While I cannot judge of the level of novelty in Keynes’ derivation with respect to earlier works, this derivation therefore produces a generic form of unidimensional exponential family, twenty-five years before their rederivation by Darmois (1935), Pitman (1936) and Koopman (1936) as characterising distributions with sufficient statistics of constant dimensions. The derivation of the distributions for which the geometric or the harmonic means are MLEs then follows by a change of variables, y=\log x,\,\lambda=\log \theta or y=1/x,\,\lambda=1/\theta, respectively. In those different derivations, the normalisation issue is treated quite off-handedly by Keynes, witness the function

f(x,\theta) = A \left( \dfrac{\theta}{x} \right)^{k\theta} e^{-k\theta}

at the bottom of page 198, which is not integrable in x unless its support is bounded away from 0 or \infty. Similarly, the derivation of the log-normal density on page 199 is missing the Jacobian factor 1/x (or 1/y_q in Keynes’ notations) and the same problem arises for the inverse-normal density, which should be

f(x,\theta) = A e^{-k^2(x-\theta)^2/\theta^2 x^2} \dfrac{1}{x^2}\,,

instead of A\exp k^2(\theta-x)^2/x (page 200). At last, I find the derivation of the distributions linked with the median rather dubious since Keynes’ general solution

f(x,\theta) = A \exp \left\{ \displaystyle{\int \dfrac{y-\theta}{|y-\theta|}\,\phi^{\prime\prime}(\theta)\,\text{d}\theta +\psi(x) }\right\}

(where the integral ought to be interpreted as a primitive) is such that the recovery of Laplace’s distribution, f(x,\theta)\propto \exp-k^2|x-\theta| involves setting (page 201)

\psi(x) = \dfrac{\theta-x}{|x-\theta|}\,k^2 x\,,

hence making \psi a function of \theta as well.
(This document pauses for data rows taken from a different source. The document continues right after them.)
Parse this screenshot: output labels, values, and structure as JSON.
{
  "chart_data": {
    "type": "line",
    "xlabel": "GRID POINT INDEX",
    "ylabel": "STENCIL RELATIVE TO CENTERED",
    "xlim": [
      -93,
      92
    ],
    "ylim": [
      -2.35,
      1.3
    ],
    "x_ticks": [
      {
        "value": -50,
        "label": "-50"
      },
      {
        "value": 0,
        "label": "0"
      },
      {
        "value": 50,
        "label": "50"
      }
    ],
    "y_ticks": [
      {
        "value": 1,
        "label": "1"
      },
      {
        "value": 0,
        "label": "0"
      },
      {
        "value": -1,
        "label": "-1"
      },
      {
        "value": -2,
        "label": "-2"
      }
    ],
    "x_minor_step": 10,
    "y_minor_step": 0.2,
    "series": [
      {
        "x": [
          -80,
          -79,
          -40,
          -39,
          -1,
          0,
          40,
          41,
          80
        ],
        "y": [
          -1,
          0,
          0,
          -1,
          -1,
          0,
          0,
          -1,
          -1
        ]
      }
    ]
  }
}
The summary two pages later actually produces an alternative generic form, namely

f(x,\theta) = A \exp\left\{ \phi^\prime(\theta)\dfrac{x-\theta}{|x-\theta|}+\psi(x) \right\}\,,

with the difficulties that the distribution only vaguely depends on \theta, being then a step function times exp(\psi(x)) and that, unless \phi is properly calibrated, A also depends on \theta.

Given that this part is the most technical section of the book, this post shows why I am fairly disappointed at having picked this book for my reading seminar. There is no further section with innovative methodological substance in the remainder of the book, which now appears to me as no better than a graduate dissertation on the probabilistic and statistical literature of the (not that) late 19th century, modulo the (inappropriate) highly critical tone.